The Engagement metrics are

  • Bounce Rate is the number of visitors (as a percentage) that will hit your blog post and then leave straight away
  • Average time on page measures the length of time in seconds a visitor stayed on a page
  • Pages/visit is a metric that measures the engagement of a user over your entire website

What Should I Be Looking For?

Find the pages which have a low bounce rate, and high average time on page – these are your pages which are performing well. Ask yourself, what did I do different when writing the content of these pages?

Now find a high performing page and click on it, we’ll take a look at the sources and mediums which have sent traffic to this site.

Content Source Diagnosis 2

Content Source Diagnosis

Here’s an overview of traffic to my homepage and it appears that traffic from Facebook and Twitter have a very low bounce rate (high engagement) and Twitter traffic has a very high average time on page.

Third Level Deep

This custom report will allow you to dig onto the third level to obtain organic search traffic which will allow you to access the success of your best content pages right down to the keyword level!

Try this report out now, just click this link and then save it to a profile!

REPORT 2: Best Time To Publish A Post

This is a great report for working out when the best time to publish a post is. By analysing what hour of the day and day of week receive the most favourable engagement metrics would it not make sense to schedule your posts to be at that same time? This is such a simple optimisation strategy which can yield fantastic results!

Best time to publish blog

Best time to publish a post

We’re using the exact same metrics as in the first report but we have changed our dimension; in this case it’s hour. The settings are in 24 hour time, so “06” is 6am and “18” is 6pm.

This report has 2 tabs if you switch to the other tab you can view these visitor & engagement metrics over days of the week.

Best time to publish a post

Best time to publish a post

Unfortunately, the Day of Week is listed as a number from 0 to 6 with 0 being a Sunday and 6 being a Saturday. It is a little confusing but you will get the hang of it.

What Should I Be Looking For?

Similarly to what you did for the Time of Day, manually sort the metrics and record what day of the week is your audience most engaged.

Hopefully, now you might have a few exact hours and days of the week in which your audience are the most engaged and by scheduling your posts to publish at this time can maximise on this. Even if you only get an extra 30 seconds per person on page, or 0.8 pages per visit – for such little effort this is a great strategy.

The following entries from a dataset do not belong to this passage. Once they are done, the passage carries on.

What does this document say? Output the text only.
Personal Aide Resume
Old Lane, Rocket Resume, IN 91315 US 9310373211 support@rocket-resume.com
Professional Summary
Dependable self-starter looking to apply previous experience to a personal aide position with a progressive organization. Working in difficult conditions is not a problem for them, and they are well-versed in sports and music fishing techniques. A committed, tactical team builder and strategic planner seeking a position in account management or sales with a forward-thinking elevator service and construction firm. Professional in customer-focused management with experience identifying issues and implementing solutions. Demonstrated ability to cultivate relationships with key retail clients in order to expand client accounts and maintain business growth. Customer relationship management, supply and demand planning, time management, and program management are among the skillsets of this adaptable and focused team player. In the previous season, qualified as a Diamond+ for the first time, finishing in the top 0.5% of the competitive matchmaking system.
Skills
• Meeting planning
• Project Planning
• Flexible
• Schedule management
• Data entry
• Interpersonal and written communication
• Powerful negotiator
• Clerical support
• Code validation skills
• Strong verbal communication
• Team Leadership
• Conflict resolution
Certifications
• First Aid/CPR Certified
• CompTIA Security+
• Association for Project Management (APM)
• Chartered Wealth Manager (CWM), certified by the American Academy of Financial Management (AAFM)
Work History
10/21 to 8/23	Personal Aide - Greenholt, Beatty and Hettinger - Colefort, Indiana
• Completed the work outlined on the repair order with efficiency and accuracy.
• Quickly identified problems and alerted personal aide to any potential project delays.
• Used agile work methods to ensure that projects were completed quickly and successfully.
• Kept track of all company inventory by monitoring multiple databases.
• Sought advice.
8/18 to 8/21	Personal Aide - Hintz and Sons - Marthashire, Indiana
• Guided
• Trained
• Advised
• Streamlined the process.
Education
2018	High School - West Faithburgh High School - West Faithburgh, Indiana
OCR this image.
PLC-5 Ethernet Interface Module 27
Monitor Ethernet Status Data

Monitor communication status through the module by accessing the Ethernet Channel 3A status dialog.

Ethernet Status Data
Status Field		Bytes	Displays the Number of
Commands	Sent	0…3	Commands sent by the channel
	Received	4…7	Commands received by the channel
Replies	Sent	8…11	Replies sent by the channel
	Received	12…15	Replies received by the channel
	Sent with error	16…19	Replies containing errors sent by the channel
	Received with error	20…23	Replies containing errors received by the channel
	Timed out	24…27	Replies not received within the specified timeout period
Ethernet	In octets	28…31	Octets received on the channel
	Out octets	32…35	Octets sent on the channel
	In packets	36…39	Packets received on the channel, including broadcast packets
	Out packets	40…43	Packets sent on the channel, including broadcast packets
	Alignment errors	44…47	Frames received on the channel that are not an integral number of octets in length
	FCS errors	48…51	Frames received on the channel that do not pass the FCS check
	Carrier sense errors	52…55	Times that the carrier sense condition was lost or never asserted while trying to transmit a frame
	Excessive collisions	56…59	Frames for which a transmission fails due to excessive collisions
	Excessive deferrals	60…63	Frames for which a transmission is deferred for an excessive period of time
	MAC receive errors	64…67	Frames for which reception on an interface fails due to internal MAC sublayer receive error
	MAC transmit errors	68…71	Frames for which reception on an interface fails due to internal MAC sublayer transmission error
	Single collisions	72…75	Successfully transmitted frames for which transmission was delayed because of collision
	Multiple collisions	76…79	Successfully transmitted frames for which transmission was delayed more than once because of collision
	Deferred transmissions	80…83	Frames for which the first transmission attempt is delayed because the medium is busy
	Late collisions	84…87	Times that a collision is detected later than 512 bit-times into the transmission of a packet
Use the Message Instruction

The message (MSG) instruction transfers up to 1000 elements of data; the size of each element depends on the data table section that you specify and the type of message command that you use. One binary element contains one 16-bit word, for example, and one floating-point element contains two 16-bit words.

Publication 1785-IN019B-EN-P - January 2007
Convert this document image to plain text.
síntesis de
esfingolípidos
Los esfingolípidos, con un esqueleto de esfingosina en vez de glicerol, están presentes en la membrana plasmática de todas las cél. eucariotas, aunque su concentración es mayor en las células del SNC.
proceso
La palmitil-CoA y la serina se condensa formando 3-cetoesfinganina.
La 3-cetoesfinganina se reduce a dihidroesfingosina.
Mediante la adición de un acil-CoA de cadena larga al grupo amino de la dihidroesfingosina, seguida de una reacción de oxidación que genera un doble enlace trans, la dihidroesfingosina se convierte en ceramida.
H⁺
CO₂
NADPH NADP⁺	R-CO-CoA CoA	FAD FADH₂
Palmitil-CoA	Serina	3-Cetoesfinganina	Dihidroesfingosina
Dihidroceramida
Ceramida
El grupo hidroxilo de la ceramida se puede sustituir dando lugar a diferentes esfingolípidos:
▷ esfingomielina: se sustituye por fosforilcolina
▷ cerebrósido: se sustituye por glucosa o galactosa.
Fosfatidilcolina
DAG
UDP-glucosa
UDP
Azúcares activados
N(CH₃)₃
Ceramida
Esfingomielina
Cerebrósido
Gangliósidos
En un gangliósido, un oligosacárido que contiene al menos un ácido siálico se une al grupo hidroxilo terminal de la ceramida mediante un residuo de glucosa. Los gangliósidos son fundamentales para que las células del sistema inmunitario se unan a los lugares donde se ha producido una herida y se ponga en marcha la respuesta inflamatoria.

Second Level – Traffic Source for a given Hour of Day OR Day of Week

Remember how in the first report we could click on a page title and it would take us into a set of data just for that page? The same can be done on this report, simply click on a time of day or day of week and you can view the traffic sources for this data set.

Try this report out now, just click this link and then save it to a profile!

REPORT 3: Most Engaged Countries & Cities

So you’ve found out the best performing content, what time of the week is best to publish but how about the most engaged geographical regions.

For the standard travel blogger, the world is your target audience however if you have a strong monetization strategy, this report is definitely worth checking out. Even if you don’t monetise your blog, this report will give you fantastic insight into your blog.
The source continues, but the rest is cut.